Il soutient en substance ce qui suit :
- la Sc Seminara ne s'est pas défendue en première instance quant au moyen tiré de la prescription de ses demandes ;
- sa contestation de cette fin de non-recevoir doit donc être regardée comme constituant une demande nouvelle et ne pourra qu'être déclarée irrecevable ;
- du vivant de M. [T], la Sc Seminara se plaignait déjà de l'état de vétusté de la propriété de son voisin et de l'apparition de moisissure ;
- l'assignation en référé n'a été délivrée que le 1er juin 2018, soit au-delà du délai de 5 ans ;
- la Sc Seminara ne justifie d'aucune diligence pour identifier le notaire en charge de la succession de M. [T] ou encore ses héritiers ;
- le créancier d'une personne décédée peut, pour déterminer le notaire en charge de la succession entreprendre plusieurs démarches ;
- Me [Z] a établi un acte de notoriété dès le 11 mai 2013, et il est expressément mentionné sur l'acte de décès de M. [T] ;
- les copies intégrales des actes de décès peuvent être délivrées à toute personne ;
- l'action fondée sur le trouble anormal de voisinage se prescrit par cinq ans à compter de la première manifestation du trouble ;
- pour bénéficier du report du point de départ de la prescription, encore faudrait-il que la Sc Seminara démontre une aggravation des désordres, ce qu'elle ne fait pas ;
- la ruine suppose un mouvement de chute, et la Sc Seminara n'apporte la preuve d'aucun mouvement, ni d'aucun rôle actif du bâtiment ;
- la Sc Seminara est responsable d'une partie des désordres dont elle se plaint, notamment du fait de l'absence de gouttière sur sa propriété, qui est la cause de l'apparition des moisissures dans la salle de bains de l'appartement situé au 2ème étage ;
- en application de l'article 681du code civil, le propriétaire doit établir des toits de manière à ce que les eaux pluviales s'écoulent sur son terrain ou sur la voie publique.

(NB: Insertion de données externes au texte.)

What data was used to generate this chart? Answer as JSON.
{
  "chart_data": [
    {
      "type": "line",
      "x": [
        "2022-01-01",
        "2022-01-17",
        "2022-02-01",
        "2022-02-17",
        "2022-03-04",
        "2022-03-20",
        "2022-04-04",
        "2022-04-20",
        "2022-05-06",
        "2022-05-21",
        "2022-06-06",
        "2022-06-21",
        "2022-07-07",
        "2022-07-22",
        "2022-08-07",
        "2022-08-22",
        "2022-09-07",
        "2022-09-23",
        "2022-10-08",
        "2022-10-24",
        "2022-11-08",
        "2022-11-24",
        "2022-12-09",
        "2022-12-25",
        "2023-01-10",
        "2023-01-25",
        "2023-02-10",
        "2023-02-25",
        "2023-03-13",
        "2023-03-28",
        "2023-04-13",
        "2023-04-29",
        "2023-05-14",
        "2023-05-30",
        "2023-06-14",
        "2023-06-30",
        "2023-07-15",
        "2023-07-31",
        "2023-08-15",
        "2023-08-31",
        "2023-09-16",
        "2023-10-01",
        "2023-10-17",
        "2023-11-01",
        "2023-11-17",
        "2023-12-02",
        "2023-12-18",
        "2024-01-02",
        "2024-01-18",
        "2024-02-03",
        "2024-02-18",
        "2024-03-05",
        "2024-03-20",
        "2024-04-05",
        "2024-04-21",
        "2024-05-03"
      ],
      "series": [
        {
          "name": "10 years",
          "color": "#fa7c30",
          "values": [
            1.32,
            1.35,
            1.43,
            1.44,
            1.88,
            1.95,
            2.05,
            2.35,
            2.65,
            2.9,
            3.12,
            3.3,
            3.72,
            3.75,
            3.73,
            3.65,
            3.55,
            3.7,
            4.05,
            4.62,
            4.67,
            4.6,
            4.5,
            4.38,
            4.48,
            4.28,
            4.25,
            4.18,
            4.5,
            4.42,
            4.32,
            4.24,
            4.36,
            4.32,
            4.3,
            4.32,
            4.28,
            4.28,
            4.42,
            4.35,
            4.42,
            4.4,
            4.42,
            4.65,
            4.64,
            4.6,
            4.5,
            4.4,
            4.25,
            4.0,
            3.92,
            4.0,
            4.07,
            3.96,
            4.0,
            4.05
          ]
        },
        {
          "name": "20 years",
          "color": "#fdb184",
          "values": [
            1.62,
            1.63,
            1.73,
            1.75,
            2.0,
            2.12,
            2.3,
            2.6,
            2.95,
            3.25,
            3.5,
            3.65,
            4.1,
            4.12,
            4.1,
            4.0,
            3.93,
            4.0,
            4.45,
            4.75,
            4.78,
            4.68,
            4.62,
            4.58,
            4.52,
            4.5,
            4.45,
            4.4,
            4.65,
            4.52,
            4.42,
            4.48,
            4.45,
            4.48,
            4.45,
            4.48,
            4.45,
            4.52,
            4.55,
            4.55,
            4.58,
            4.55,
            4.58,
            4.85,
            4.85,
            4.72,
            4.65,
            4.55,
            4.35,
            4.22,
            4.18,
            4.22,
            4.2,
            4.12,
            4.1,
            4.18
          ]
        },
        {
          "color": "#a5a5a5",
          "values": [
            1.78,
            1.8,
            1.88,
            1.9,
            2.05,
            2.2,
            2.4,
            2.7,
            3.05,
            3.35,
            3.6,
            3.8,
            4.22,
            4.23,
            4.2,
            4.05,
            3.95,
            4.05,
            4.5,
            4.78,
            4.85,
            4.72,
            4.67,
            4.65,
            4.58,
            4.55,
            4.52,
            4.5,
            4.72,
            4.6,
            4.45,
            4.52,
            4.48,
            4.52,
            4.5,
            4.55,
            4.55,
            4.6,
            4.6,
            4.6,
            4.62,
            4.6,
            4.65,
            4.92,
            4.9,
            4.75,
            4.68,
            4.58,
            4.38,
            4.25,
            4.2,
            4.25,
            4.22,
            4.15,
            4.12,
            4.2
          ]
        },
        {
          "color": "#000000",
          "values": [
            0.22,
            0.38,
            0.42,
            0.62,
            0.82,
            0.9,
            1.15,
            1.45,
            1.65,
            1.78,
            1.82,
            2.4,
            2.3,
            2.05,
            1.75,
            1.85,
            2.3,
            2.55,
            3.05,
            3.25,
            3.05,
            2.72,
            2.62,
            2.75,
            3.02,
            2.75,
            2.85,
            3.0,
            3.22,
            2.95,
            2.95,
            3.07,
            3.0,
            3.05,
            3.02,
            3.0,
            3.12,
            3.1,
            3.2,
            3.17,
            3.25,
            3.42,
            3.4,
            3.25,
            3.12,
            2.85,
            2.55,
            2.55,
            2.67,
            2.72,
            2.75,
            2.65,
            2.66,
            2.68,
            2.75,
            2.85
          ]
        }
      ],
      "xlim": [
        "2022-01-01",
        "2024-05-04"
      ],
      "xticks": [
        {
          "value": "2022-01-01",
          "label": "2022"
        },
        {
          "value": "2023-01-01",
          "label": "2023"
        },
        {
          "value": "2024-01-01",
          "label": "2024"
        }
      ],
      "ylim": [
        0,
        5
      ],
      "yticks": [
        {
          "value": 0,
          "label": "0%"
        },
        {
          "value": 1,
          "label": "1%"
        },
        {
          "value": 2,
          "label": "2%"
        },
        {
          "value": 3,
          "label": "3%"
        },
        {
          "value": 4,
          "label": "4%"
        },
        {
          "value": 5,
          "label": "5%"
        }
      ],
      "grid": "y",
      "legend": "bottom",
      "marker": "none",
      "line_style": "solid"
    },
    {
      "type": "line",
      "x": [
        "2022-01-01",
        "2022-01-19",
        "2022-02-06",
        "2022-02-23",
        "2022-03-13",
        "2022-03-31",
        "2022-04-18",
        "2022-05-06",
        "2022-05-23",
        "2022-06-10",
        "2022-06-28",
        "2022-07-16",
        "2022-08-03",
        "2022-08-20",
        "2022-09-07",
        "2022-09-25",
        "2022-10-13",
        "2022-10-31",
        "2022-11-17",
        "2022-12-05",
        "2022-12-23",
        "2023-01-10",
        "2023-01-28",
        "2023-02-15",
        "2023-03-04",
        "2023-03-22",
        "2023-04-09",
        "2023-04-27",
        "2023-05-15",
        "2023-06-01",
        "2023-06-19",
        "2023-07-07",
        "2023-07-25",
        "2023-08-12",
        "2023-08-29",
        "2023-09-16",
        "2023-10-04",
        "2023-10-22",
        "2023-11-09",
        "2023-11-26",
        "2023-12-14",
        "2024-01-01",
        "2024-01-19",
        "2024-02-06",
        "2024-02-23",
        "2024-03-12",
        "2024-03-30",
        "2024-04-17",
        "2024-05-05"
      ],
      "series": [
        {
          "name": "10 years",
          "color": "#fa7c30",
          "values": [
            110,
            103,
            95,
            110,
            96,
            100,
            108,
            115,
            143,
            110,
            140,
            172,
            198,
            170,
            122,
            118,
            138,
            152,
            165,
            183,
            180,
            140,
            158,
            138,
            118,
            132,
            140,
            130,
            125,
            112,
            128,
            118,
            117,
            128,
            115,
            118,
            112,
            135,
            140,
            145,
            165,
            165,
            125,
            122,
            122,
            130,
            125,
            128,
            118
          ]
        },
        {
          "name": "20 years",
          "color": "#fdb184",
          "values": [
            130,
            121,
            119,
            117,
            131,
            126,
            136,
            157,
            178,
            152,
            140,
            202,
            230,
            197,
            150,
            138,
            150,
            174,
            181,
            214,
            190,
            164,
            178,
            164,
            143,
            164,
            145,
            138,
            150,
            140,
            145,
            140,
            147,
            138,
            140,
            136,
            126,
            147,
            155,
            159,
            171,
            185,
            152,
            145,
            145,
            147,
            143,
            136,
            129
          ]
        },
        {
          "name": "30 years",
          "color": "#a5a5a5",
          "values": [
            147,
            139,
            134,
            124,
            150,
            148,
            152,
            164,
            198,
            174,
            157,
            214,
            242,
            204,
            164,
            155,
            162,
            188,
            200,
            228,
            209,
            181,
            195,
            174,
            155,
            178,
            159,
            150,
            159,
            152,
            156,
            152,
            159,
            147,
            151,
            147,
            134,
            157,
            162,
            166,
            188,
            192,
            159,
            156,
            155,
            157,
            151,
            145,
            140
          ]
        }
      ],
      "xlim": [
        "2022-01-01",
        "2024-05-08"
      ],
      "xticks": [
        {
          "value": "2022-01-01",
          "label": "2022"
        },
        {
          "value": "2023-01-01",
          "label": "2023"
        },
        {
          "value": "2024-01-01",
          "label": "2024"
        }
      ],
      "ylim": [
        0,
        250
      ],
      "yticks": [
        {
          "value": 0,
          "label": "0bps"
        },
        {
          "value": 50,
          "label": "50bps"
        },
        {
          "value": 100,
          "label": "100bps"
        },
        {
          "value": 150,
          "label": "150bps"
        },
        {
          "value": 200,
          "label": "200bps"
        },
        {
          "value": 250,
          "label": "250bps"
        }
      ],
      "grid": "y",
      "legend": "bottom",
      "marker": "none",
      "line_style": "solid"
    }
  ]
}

Par dernières conclusions notifiées le 20 mai 2022, la Maaf demande à la cour d'appel, au visa de l'article 1964 du code civil, de :
à titre principal,
- confirmer le jugement, débouter les parties adverses de leurs demandes,
- débouter M. [Y] et au besoin la Sc Seminara de l'intégralité de leurs demandes à son encontre ;
à titre subsidiaire, au visa de l'article L.113-1 du code des assurances,
- débouter M. [Y] et au besoin la Sc Seminara de l'intégralité de leurs demandes à son encontre ;
à titre très subsidiaire, au visa de l'article 1134 du code civil,
- débouter M. [Y] de son appel en garantie au titre des travaux de réparation ;
- débouter la Sc Seminara, et en conséquence M. [Y] de son appel en garantie, au titre du préjudice locatif ;
- débouter la Sc Seminara, et en conséquence M. [Y] de son appel en garantie, au titre des travaux d'enlèvement des végétaux ;
plus subsidiairement encore, au visa de l'article L.112-6 du code des assurances,
- déclarer la société Maaf assurances bien fondée à opposer sa franchise contractuelle ;
- déclarer qu'en tout état de cause, la société Maaf assurances ne saurait être tenue que dans la limite de son contrat et sous réserve des franchises opposables, après revalorisation ;
en tout état de cause,
- condamner M. [Y], ou tout succombant, à lui payer une somme de
3 500 euros en couverture de ses frais irrépétibles ;
- condamner M. [Y] ou tout succombant aux entiers dépens de référé, de première instance et d'appel, en ce compris les frais d'expertise judiciaire, avec droit de recouvrement direct au profit de la Scp Spagnol Deslandes Melo en application des dispositions de l'article 699 du code de procédure civile.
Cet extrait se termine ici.